In 1948, Boston City Council debated a motion to limit the number of imitation Santa Clauses in the city to one only – and that lone Santa to be stationed on Boston Common. The impulse behind it is understandable, but the motion did not succeed and the world is still deluged with a flood of commercial Santas in every possible location. Nevertheless, the real Santa Claus has survived and lives to serve society in other ways.
* See Molly Rockwell, ed., Norman Rockwell’s Christmas Book (New York: 1977); Karal Ann Marling says that Leyendecker’s Santa Claus was “as important to defining St. Nick’s twentieth-century appearance as Thomas Nast’s were to fixing his nineteenth-century attributes.” Merry Christmas!: Celebrating America’s Greatest Holiday (Cambridge MA: 2000), p. 37.
* So Santa Claus is “everybody”? Perhaps, but the illustration accompanying this insurance ad is even more mystifying: the Santa Claus depicted there is someone rather extraordinary: he has an odd number of legs. Count the number of left and right footprints in the snow leading to the chimney and note too that while there are tracks leading into the chimney, there are none exiting it. Presumably, Santa is still in the house.
* Rudolph is not the only one of Santa’s reindeer with gender
identity problems. Though his team of Dasher and Dancer, et al., may have aggressive, male-sounding names (well, maybe not Prancer; or Vixen, come to that), male reindeer shed their antlers around Christmastime so the animals pulling the sleigh are likely females or castrati. Roger Highfield, The Physics of Christmas (Boston: 1998), pp. 25–27.

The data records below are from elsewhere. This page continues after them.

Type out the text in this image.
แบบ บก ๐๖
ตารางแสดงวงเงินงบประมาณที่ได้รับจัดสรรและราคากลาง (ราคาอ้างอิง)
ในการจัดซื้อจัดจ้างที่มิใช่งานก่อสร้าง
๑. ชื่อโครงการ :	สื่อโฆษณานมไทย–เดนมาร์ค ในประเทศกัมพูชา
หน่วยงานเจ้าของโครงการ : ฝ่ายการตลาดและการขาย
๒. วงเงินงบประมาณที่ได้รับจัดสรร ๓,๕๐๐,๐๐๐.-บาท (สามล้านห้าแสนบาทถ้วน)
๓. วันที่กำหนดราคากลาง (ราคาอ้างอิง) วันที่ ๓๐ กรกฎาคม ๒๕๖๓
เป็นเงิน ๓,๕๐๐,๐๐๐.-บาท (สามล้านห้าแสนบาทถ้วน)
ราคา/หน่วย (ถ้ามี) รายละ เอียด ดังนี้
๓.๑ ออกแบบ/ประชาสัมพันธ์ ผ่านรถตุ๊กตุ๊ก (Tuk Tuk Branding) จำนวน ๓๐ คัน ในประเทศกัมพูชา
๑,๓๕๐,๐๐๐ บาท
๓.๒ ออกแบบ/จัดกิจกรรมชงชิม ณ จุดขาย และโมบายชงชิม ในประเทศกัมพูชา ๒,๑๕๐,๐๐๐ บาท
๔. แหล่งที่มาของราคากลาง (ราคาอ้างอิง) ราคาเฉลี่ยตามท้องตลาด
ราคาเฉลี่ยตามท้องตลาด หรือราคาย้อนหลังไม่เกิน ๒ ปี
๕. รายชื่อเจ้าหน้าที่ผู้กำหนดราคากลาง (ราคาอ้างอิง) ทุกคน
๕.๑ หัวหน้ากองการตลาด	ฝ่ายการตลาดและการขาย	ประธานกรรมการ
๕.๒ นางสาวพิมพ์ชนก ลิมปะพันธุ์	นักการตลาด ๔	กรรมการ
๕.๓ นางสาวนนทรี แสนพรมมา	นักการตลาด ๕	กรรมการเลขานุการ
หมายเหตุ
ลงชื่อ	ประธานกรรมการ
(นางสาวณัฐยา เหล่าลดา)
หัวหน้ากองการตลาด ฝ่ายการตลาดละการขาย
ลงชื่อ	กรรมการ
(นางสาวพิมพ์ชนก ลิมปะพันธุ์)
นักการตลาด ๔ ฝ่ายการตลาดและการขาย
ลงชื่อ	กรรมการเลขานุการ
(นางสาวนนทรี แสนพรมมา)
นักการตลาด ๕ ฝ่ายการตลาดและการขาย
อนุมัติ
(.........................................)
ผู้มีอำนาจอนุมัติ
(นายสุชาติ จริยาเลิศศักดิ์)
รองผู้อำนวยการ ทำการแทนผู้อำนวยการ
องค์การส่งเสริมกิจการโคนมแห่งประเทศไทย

* Norwegian scientists have stated that Rudolph’s nasal discolouration is probably the result of a parasitic infection of his respiratory system. Highfield, The Physics of Christmas, p. 24.
V
Santa the Warrior
Santa Aids the War Effort: This 1942 poster encourages Americans to buy bonds. The artist has shifted Santa from one who encourages consumption to one who encourages saving. (photo credit 5.1)
The spirit of war is so at odds with the spirit of Christmas that one might think the two had little commerce, but ever since the pagan Vikings caught King Alfred letting down his guard on Christmas Day, the one has intruded upon the other. Numerous attempts were made during the Middle Ages to outlaw fighting on Christmas. The Church tried to enforce this prohibition by threatening violators with excommunication, and for hundreds of years Swedes, Norwegians, Finns, and Estonians publicly proclaimed a Christmas peace. This produced moments of gallantry, and on Christmas Day 1418, the invading Henry v ordered that food be distributed to the inhabitants of Rouen, which he was besieging. But such generosity was unusual, as Pope Gregory VII discovered when he was forced to abandon Rome to the army of the German emperor on December 25, 1078.